Tribunal de commerce de Mont-de Marsan, le 3 octobre 2025, n°2025002264

Le Tribunal de commerce de Mont-de Marsan, statuant le 3 octobre 2025, ouvre une liquidation judiciaire simplifiée à l’encontre d’une société de plâtrerie. La société avait déclaré son état de cessation des paiements. Le tribunal constate l’impossibilité manifeste de redressement et retient l’application du régime simplifié. Il désigne les organes de la procédure et fixe une audience pour examiner la clôture.

La caractérisation de l’état de cessation des paiements

Le tribunal vérifie d’abord les conditions légales d’ouverture de la procédure. Il relève la compétence territoriale et la qualité de commerçant du débiteur. L’examen des pièces permet de constater l’état de cessation des paiements défini par la loi.
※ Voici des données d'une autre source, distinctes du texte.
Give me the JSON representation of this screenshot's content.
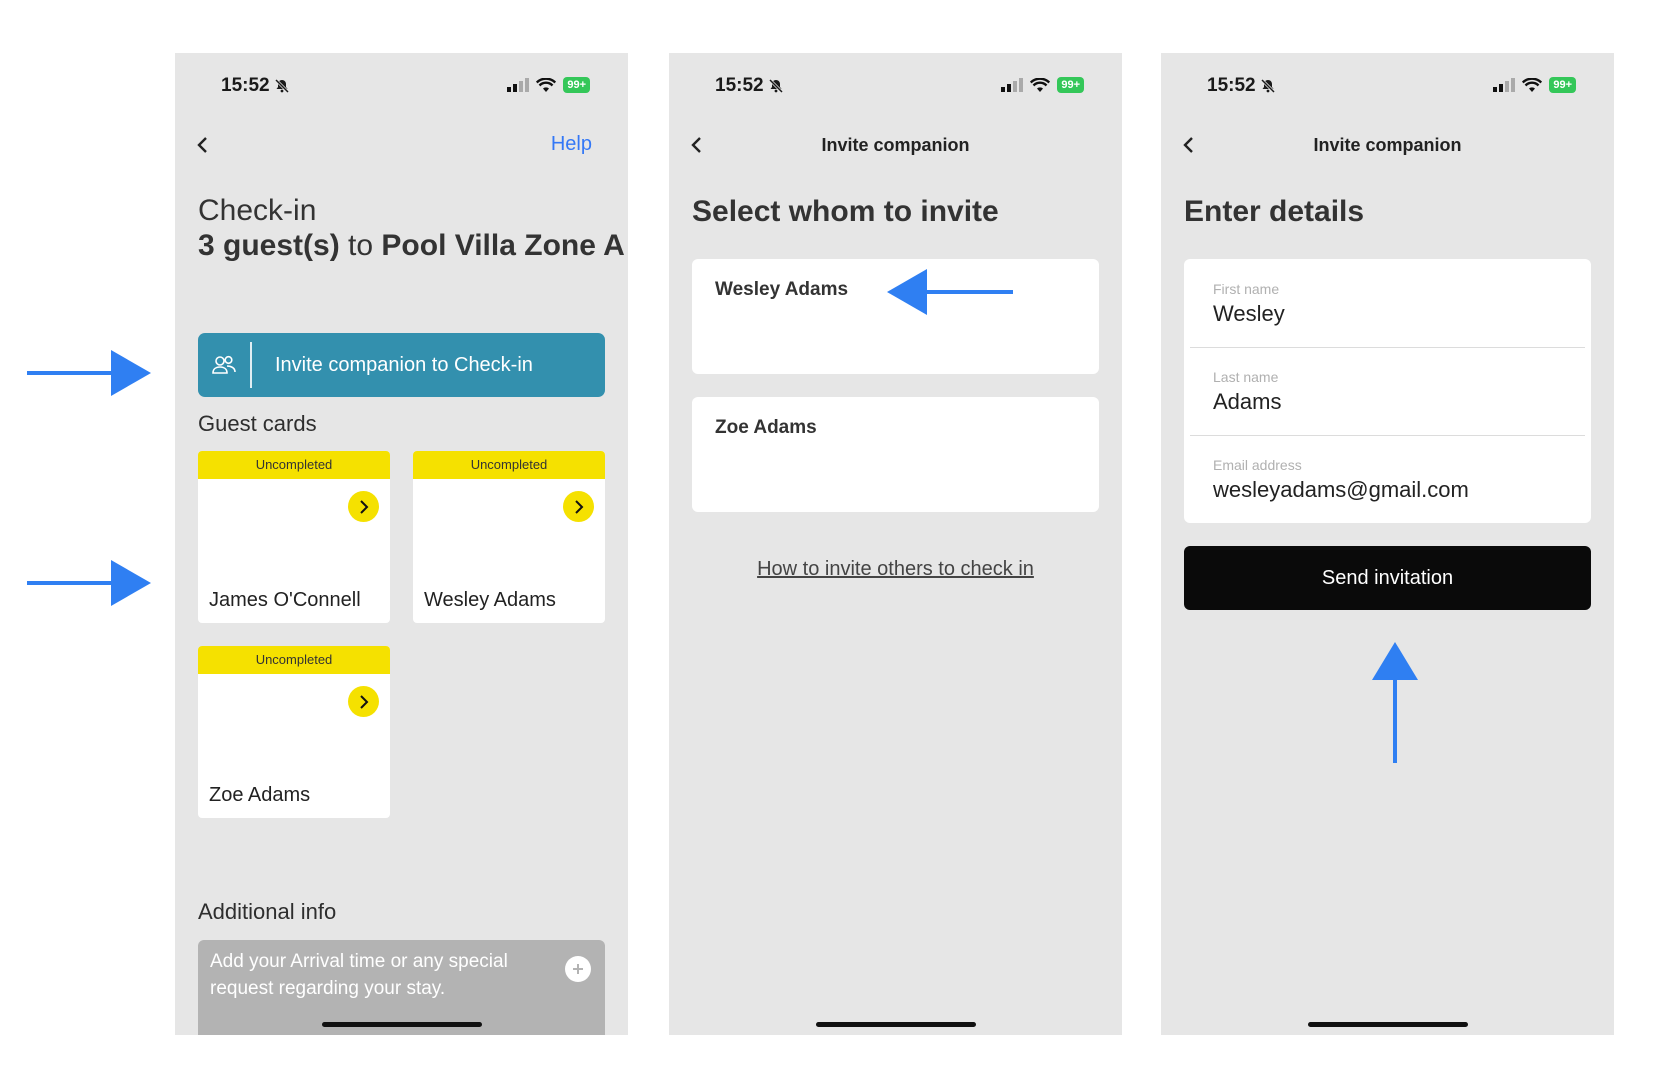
{
  "status_bar": {
    "time": "15:52",
    "battery": "99+"
  },
  "screen1": {
    "help_label": "Help",
    "checkin_label": "Check-in",
    "guest_count": "3 guest(s)",
    "to_word": "to",
    "villa_name": "Pool Villa Zone A",
    "invite_button_label": "Invite companion to Check-in",
    "guest_cards_heading": "Guest cards",
    "guest_cards": [
      {
        "status": "Uncompleted",
        "name": "James O'Connell"
      },
      {
        "status": "Uncompleted",
        "name": "Wesley Adams"
      },
      {
        "status": "Uncompleted",
        "name": "Zoe Adams"
      }
    ],
    "additional_info_heading": "Additional info",
    "additional_info_text": "Add your Arrival time or any special request regarding your stay."
  },
  "screen2": {
    "nav_title": "Invite companion",
    "heading": "Select whom to invite",
    "companions": [
      "Wesley Adams",
      "Zoe Adams"
    ],
    "help_link": "How to invite others to check in"
  },
  "screen3": {
    "nav_title": "Invite companion",
    "heading": "Enter details",
    "fields": [
      {
        "label": "First name",
        "value": "Wesley"
      },
      {
        "label": "Last name",
        "value": "Adams"
      },
      {
        "label": "Email address",
        "value": "wesleyadams@gmail.com"
      }
    ],
    "send_button_label": "Send invitation"
  },
  "colors": {
    "accent_teal": "#3390ae",
    "badge_yellow": "#f5e100",
    "link_blue": "#3478f6",
    "annotation_blue": "#2f7ff2",
    "send_black": "#0a0a0a"
  },
  "icons": [
    "bell-slash-icon",
    "signal-icon",
    "wifi-icon",
    "battery-icon",
    "back-chevron-icon",
    "people-icon",
    "chevron-right-icon",
    "plus-icon",
    "arrow-annotation-icon"
  ]
}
La cessation des paiements est établie par l’aveu du débiteur et l’analyse du passif. Le débiteur indique son incapacité à faire face au passif exigible avec un actif disponible nul. Le tribunal fonde sa décision sur ces éléments concourants pour ouvrir la liquidation judiciaire.

La valeur de ce contrôle réside dans le respect strict des conditions légales. Le juge ne se contente pas de la déclaration du débiteur. Il procède à une vérification substantielle à partir des pièces du dossier, garantissant ainsi la régularité de l’ouverture.

Les conditions du recours à la procédure simplifiée

Le tribunal examine ensuite les critères permettant l’application du régime simplifié. Il constate l’absence d’actif immobilier et le non-dépassement des seuils légaux. Ces éléments justifient le choix de cette procédure accélérée.

Le jugement détaille les modalités spécifiques de cette liquidation simplifiée. Il prévoit une vérification limitée des créances et un délai raccourci pour examiner la clôture. Ces aménagements procéduraux visent une gestion plus efficiente du dossier.

La portée de cette qualification est significative pour la célérité des opérations. En retenant le régime de l’article L.641-2, le tribunal adapte la procédure à la simplicité du cas d’espèce. Cette solution est conforme à une jurisprudence constante sur le sujet. « Attendu qu’il convient également d’appliquer les critères de la liquidation judiciaire simplifiée » (Tribunal de commerce de commerce de Meaux, le 16 juin 2025, n°2025006997). Elle permet une liquidation rapide lorsque le redressement est exclu.

La désignation des organes et le calendrier procédural

Le tribunal procède à la nomination du juge-commissaire et du liquidateur judiciaire. Il désigne également un commissaire-priseur pour réaliser sans délai l’inventaire des biens. Ces désignations sont essentielles au bon déroulement des opérations.

Une audience spécifique est fixée pour statuer sur la clôture de la liquidation. Le tribunal impose au débiteur l’établissement d’une liste des créanciers dans un délai bref. Ces mesures organisent le processus dans un cadre temporel contraint.

Le sens de ces dispositions est d’assurer une exécution ordonnée et rapide. Le juge anticipe les différentes étapes jusqu’à la clôture potentielle. Il encadre strictement les délais pour les acteurs de la procédure, conformément à l’économie du régime simplifié.

La portée de la décision est de fournir un cadre procédural clair et efficace. En prévoyant une audience dédiée à la clôture, le tribunal garantit un contrôle judiciaire final. Cette approche vise à liquider les actifs et apurer le passif dans des délais raisonnables.

Source : Cour de cassation – Base Open Data « Judilibre » & « Légifrance ».